DENVER (CBS4)– Mental health care advocates are blaming insurance companies for an alarming gap in service, according to a study.

The survey, conducted by Mental Health America and The Kennedy Forum, concludes that mental health patients are forced to look for care outside of their insurance network seven times more than physical care patients.

Andrew Romanoff, CEO for Mental Health Colorado blames insurers for not compensating mental health providers, estimates to be 40 percent less than their counterparts in physical care.

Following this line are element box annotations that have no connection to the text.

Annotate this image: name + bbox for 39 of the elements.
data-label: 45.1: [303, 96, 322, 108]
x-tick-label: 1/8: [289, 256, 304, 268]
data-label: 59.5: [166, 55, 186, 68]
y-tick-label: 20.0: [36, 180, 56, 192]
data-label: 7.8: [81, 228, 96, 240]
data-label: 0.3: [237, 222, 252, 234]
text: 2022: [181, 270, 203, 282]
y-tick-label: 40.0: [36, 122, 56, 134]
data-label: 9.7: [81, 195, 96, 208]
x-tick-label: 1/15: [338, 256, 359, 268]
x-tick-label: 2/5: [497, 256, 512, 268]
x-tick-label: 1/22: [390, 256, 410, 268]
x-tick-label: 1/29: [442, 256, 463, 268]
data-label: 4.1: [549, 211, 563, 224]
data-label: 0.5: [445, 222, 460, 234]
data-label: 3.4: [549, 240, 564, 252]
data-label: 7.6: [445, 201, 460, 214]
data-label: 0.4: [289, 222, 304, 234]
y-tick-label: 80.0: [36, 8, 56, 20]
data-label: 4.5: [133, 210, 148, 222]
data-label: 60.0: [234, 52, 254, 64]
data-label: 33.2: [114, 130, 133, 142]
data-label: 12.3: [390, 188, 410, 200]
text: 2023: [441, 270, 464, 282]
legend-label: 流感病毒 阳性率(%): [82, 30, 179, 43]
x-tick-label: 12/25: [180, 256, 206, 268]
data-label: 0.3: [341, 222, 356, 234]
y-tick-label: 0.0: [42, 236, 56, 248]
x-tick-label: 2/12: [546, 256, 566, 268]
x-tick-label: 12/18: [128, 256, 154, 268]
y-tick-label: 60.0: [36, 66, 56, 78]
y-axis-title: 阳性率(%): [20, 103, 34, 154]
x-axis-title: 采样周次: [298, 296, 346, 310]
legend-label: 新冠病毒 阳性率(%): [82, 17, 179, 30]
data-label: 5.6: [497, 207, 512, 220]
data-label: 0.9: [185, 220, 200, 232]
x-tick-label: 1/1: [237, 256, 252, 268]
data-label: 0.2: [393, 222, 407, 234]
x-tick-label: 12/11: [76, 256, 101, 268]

“We said ‘Maybe you should pay them more. You’re not victims of this market, you’re shaping this market and that determines in part how many people want to go into this field,’” says Romanoff. “The entire country isn’t doing well at compensating mental health professionals.”

Romanoff says eventually someone pays for the mental health problems that go untreated. Whether it is through emergency rooms, jails, or morgues.

“It’s not my fault I’m mentally unhealthy, it is my fault that I used substances,” says 18-year-old Blake Jones.

Jones says he turned to heroin when he couldn’t get a doctor to treat his bipolar episodes. He was diagnosed with the mental illness when he was 14. Jones says he used street drugs as a way to self-medicate bipolar episodes he could not control.

“Once you have the substance. You choose which way to go, which way to feel because you choose to be up or down.”

His family says he’s been turned away from hospitals and doctors’ offices. The only time insurance paid for his care was during an overdose on Xanax.

“He went downhill spiraling and saying ‘I need help’… our insurance company said take him to the ER. It doesn’t help,” says Amy Jones, Blake’s mother.

Blake’s care has cost his family nearly $250,000 out-of-pocket. They says they’re lucky and know most families can’t afford that.

Mental health advocates say state and federal authorities need to hold insurers accountable for maintaining robust mental health networks.

“You just feel like nobody is listening. Nobody is out there,” says Amy Jones.